Rembrandt van Rijn
1606-1669 | DutchBust of a Man Wearing a High Cap, Three-Quarters Right (The Artist's Father)
Etching and drypoint on paper
Third state of six
Signed in monogram and dated "RL 1630" (upper left)
This exceptional and very early etching was composed by one of the supreme geniuses in the history of art, Rembrandt van Rijn. The subject of this particular impression, which depicts a man wearing a turban, is believed to be Rembrandt's father. Created when the artist was just 24 years old, the work exhibits Rembrandt’s unparalleled ability to create an expressive portrait with a simple etching needle and a copper plate. Other examples of this etching can be found in the National Gallery of Art (Washington, D.C.), the Morgan Library and Museum (New York) and the Detroit Institute of Arts
, among others.
The son of a miller, Rembrandt Harmenszoon van Rijn is believed to have been born in Leiden on July 15, 1606. He studied first at the Latin School, and then was enrolled at the University of Leiden at the age of 14. He soon left to study art — first with a local master, Jacob van Swanenburch, and then, in Amsterdam, with Pieter Lastman, known for his historical paintings. Rembrandt was an exceptionally gifted student and mastered his art in a mere six months. By 22 years old, he returned to Leiden and was soon so highly regarded that he was able to take students of his own.

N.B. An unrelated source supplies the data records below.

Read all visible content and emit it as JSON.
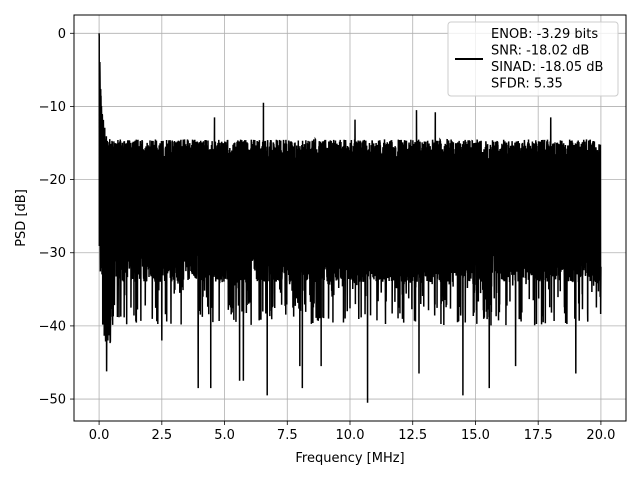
{
  "chart_data": {
    "type": "line",
    "xlabel": "Frequency [MHz]",
    "ylabel": "PSD [dB]",
    "xlim": [
      -1.0,
      21.0
    ],
    "ylim": [
      -53.0,
      2.5
    ],
    "xticks": [
      0.0,
      2.5,
      5.0,
      7.5,
      10.0,
      12.5,
      15.0,
      17.5,
      20.0
    ],
    "xtick_labels": [
      "0.0",
      "2.5",
      "5.0",
      "7.5",
      "10.0",
      "12.5",
      "15.0",
      "17.5",
      "20.0"
    ],
    "yticks": [
      0,
      -10,
      -20,
      -30,
      -40,
      -50
    ],
    "ytick_labels": [
      "0",
      "−10",
      "−20",
      "−30",
      "−40",
      "−50"
    ],
    "grid": true,
    "legend_position": "top-right",
    "series": [
      {
        "name": "ENOB: -3.29 bits\nSNR: -18.02 dB\nSINAD: -18.05 dB\nSFDR: 5.35",
        "color": "#000000",
        "x_range": [
          0.0,
          20.0
        ],
        "peak": {
          "x": 0.0,
          "y": 0.0
        },
        "low_band_x": [
          0.0,
          0.05,
          0.1,
          0.2,
          0.35,
          0.5
        ],
        "low_band_top": [
          0.0,
          -8,
          -11,
          -13.5,
          -15.5,
          -16
        ],
        "low_band_bottom": [
          -21,
          -31,
          -33,
          -38,
          -42,
          -37
        ],
        "noise_floor_top_typical": -16,
        "noise_floor_bottom_typical": -32,
        "upper_spikes": [
          {
            "x": 6.55,
            "y": -9.5
          },
          {
            "x": 12.65,
            "y": -10.5
          },
          {
            "x": 13.4,
            "y": -10.8
          },
          {
            "x": 18.0,
            "y": -11.5
          },
          {
            "x": 10.2,
            "y": -11.8
          },
          {
            "x": 4.6,
            "y": -11.5
          }
        ],
        "lower_spikes": [
          {
            "x": 0.35,
            "y": -42.0
          },
          {
            "x": 2.5,
            "y": -42.0
          },
          {
            "x": 3.95,
            "y": -48.5
          },
          {
            "x": 4.45,
            "y": -48.5
          },
          {
            "x": 5.6,
            "y": -47.5
          },
          {
            "x": 5.75,
            "y": -47.5
          },
          {
            "x": 6.7,
            "y": -49.5
          },
          {
            "x": 8.0,
            "y": -45.5
          },
          {
            "x": 8.1,
            "y": -48.5
          },
          {
            "x": 8.85,
            "y": -45.5
          },
          {
            "x": 10.7,
            "y": -50.5
          },
          {
            "x": 12.75,
            "y": -46.5
          },
          {
            "x": 14.5,
            "y": -49.5
          },
          {
            "x": 15.55,
            "y": -48.5
          },
          {
            "x": 16.6,
            "y": -45.5
          },
          {
            "x": 19.0,
            "y": -46.5
          }
        ]
      }
    ]
  }
}
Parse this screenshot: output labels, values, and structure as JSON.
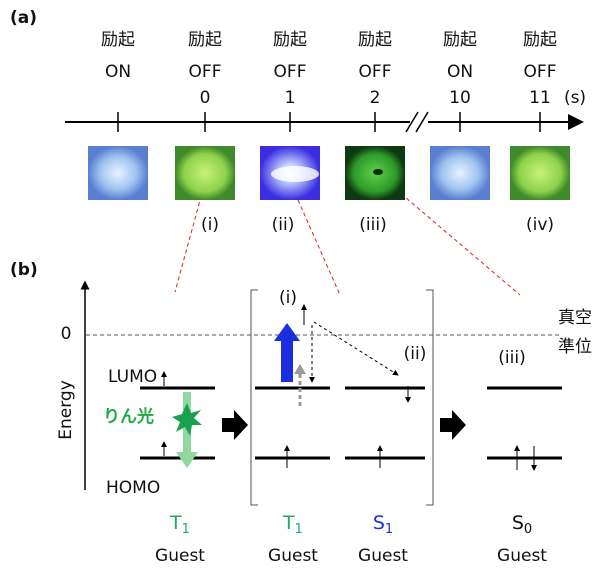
{
  "panel_a": {
    "label": "(a)",
    "unit": "(s)",
    "columns": [
      {
        "line1": "励起",
        "line2": "ON"
      },
      {
        "line1": "励起",
        "line2": "OFF",
        "time": 0
      },
      {
        "line1": "励起",
        "line2": "OFF",
        "time": 1
      },
      {
        "line1": "励起",
        "line2": "OFF",
        "time": 2
      },
      {
        "line1": "励起",
        "line2": "ON",
        "time": 10
      },
      {
        "line1": "励起",
        "line2": "OFF",
        "time": 11
      }
    ],
    "image_labels": [
      "(i)",
      "(ii)",
      "(iii)",
      "(iv)"
    ]
  },
  "panel_b": {
    "label": "(b)",
    "axis_label": "Energy",
    "zero": "0",
    "vacuum": [
      "真空",
      "準位"
    ],
    "lumo": "LUMO",
    "homo": "HOMO",
    "phosphorescence": "りん光",
    "state_labels": [
      "(i)",
      "(ii)",
      "(iii)"
    ],
    "states": [
      {
        "symbol": "T",
        "sub": "1",
        "molecule": "Guest"
      },
      {
        "symbol": "T",
        "sub": "1",
        "molecule": "Guest"
      },
      {
        "symbol": "S",
        "sub": "1",
        "molecule": "Guest"
      },
      {
        "symbol": "S",
        "sub": "0",
        "molecule": "Guest"
      }
    ]
  }
}
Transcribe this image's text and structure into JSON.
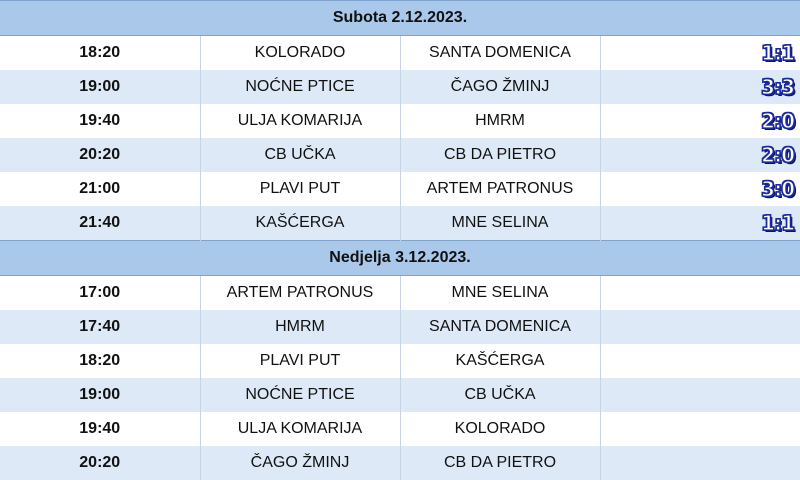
{
  "days": [
    {
      "title": "Subota 2.12.2023.",
      "matches": [
        {
          "time": "18:20",
          "home": "KOLORADO",
          "away": "SANTA DOMENICA",
          "score": "1:1"
        },
        {
          "time": "19:00",
          "home": "NOĆNE PTICE",
          "away": "ČAGO ŽMINJ",
          "score": "3:3"
        },
        {
          "time": "19:40",
          "home": "ULJA KOMARIJA",
          "away": "HMRM",
          "score": "2:0"
        },
        {
          "time": "20:20",
          "home": "CB UČKA",
          "away": "CB DA PIETRO",
          "score": "2:0"
        },
        {
          "time": "21:00",
          "home": "PLAVI PUT",
          "away": "ARTEM PATRONUS",
          "score": "3:0"
        },
        {
          "time": "21:40",
          "home": "KAŠĆERGA",
          "away": "MNE SELINA",
          "score": "1:1"
        }
      ]
    },
    {
      "title": "Nedjelja 3.12.2023.",
      "matches": [
        {
          "time": "17:00",
          "home": "ARTEM PATRONUS",
          "away": "MNE SELINA",
          "score": ""
        },
        {
          "time": "17:40",
          "home": "HMRM",
          "away": "SANTA DOMENICA",
          "score": ""
        },
        {
          "time": "18:20",
          "home": "PLAVI PUT",
          "away": "KAŠĆERGA",
          "score": ""
        },
        {
          "time": "19:00",
          "home": "NOĆNE PTICE",
          "away": "CB UČKA",
          "score": ""
        },
        {
          "time": "19:40",
          "home": "ULJA KOMARIJA",
          "away": "KOLORADO",
          "score": ""
        },
        {
          "time": "20:20",
          "home": "ČAGO ŽMINJ",
          "away": "CB DA PIETRO",
          "score": ""
        }
      ]
    }
  ]
}
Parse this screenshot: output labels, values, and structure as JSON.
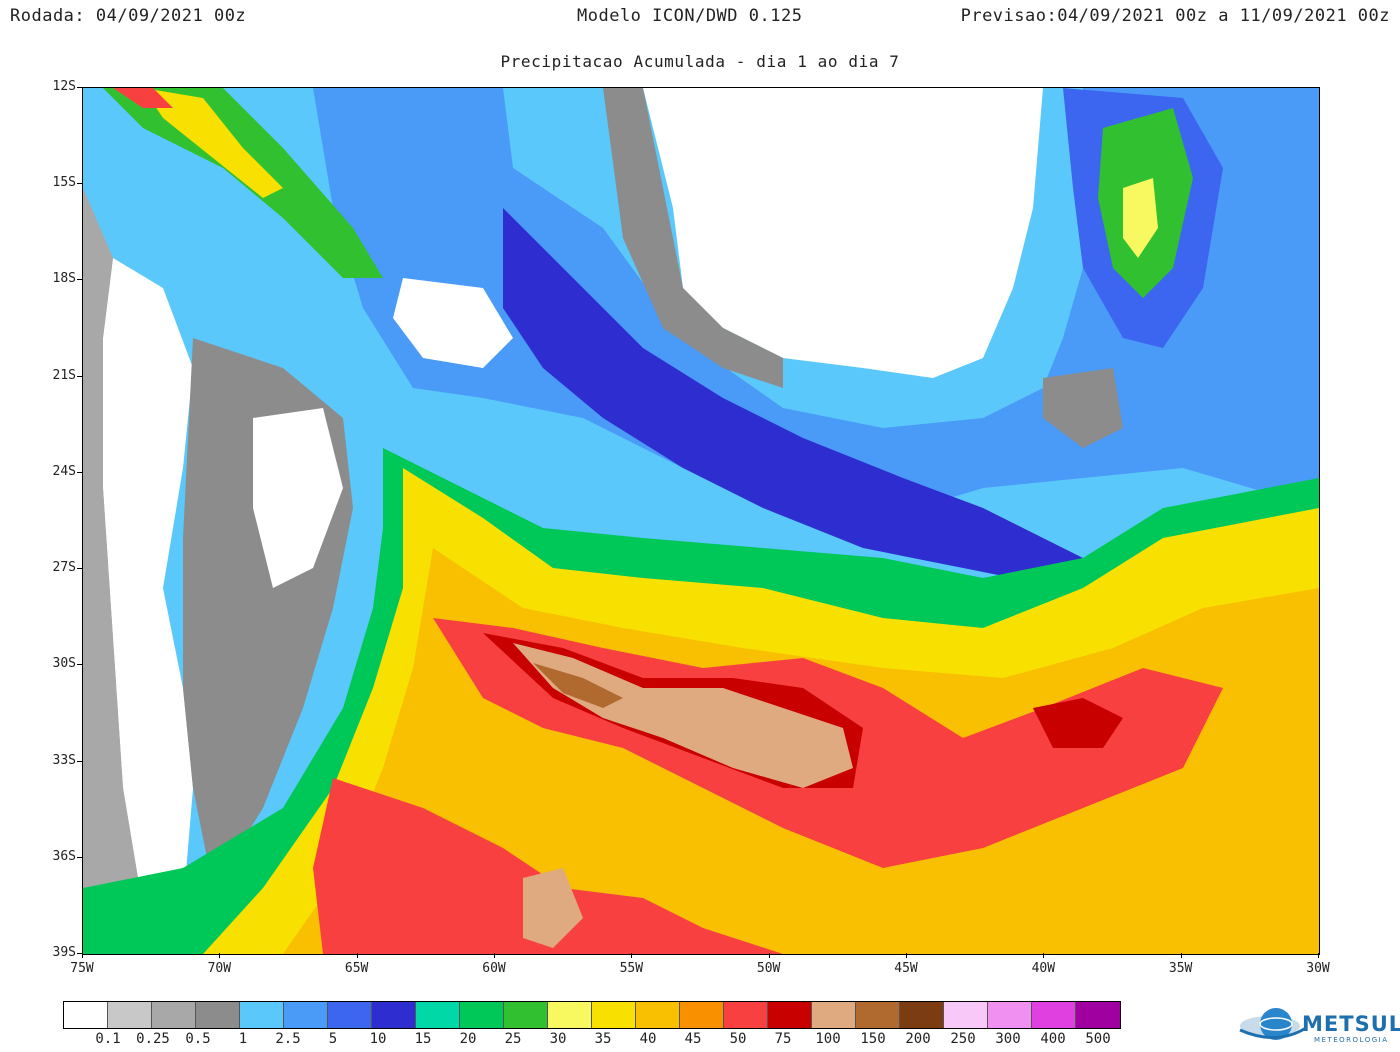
{
  "header": {
    "left": "Rodada: 04/09/2021 00z",
    "center": "Modelo ICON/DWD 0.125",
    "right": "Previsao:04/09/2021 00z a 11/09/2021 00z"
  },
  "subtitle": "Precipitacao Acumulada - dia 1 ao dia 7",
  "axes": {
    "lat_labels": [
      "12S",
      "15S",
      "18S",
      "21S",
      "24S",
      "27S",
      "30S",
      "33S",
      "36S",
      "39S"
    ],
    "lon_labels": [
      "75W",
      "70W",
      "65W",
      "60W",
      "55W",
      "50W",
      "45W",
      "40W",
      "35W",
      "30W"
    ]
  },
  "legend": {
    "colors": [
      "#ffffff",
      "#c8c8c8",
      "#a8a8a8",
      "#8c8c8c",
      "#5ac8fa",
      "#4a9af8",
      "#3c66f0",
      "#2e2ed0",
      "#00d8a8",
      "#00c858",
      "#30c030",
      "#f8f860",
      "#f8e000",
      "#f8c000",
      "#f89000",
      "#f84040",
      "#c80000",
      "#e0aa80",
      "#b06a30",
      "#7a3c10",
      "#f8c8f8",
      "#f090f0",
      "#e040e0",
      "#a000a0"
    ],
    "labels": [
      "0.1",
      "0.25",
      "0.5",
      "1",
      "2.5",
      "5",
      "10",
      "15",
      "20",
      "25",
      "30",
      "35",
      "40",
      "45",
      "50",
      "75",
      "100",
      "150",
      "200",
      "250",
      "300",
      "400",
      "500"
    ]
  },
  "logo": {
    "name": "METSUL",
    "tagline": "METEOROLOGIA"
  },
  "map_regions": [
    {
      "name": "precipitation-bg-ocean-blue",
      "color": "#4a9af8"
    },
    {
      "name": "precipitation-heavy-band",
      "color": "#f84040"
    },
    {
      "name": "precipitation-extreme-core",
      "color": "#e0aa80"
    },
    {
      "name": "dry-andes-zone",
      "color": "#ffffff"
    },
    {
      "name": "dry-brazil-interior",
      "color": "#ffffff"
    }
  ]
}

Though known today primarily for his paintings, Rembrandt’s fame was spread outside of the Netherlands by his etchings. He made hundreds of etchings for most of his career, from 1626 to 1660, when he was forced to sell his presses. He did etchings of several subjects, including self-portraits, biblical subjects, saints and allegories, and his work was avidly admired and collected, even during his lifetime. These small works of art are still counted among the most beautifully executed in the whole of art history.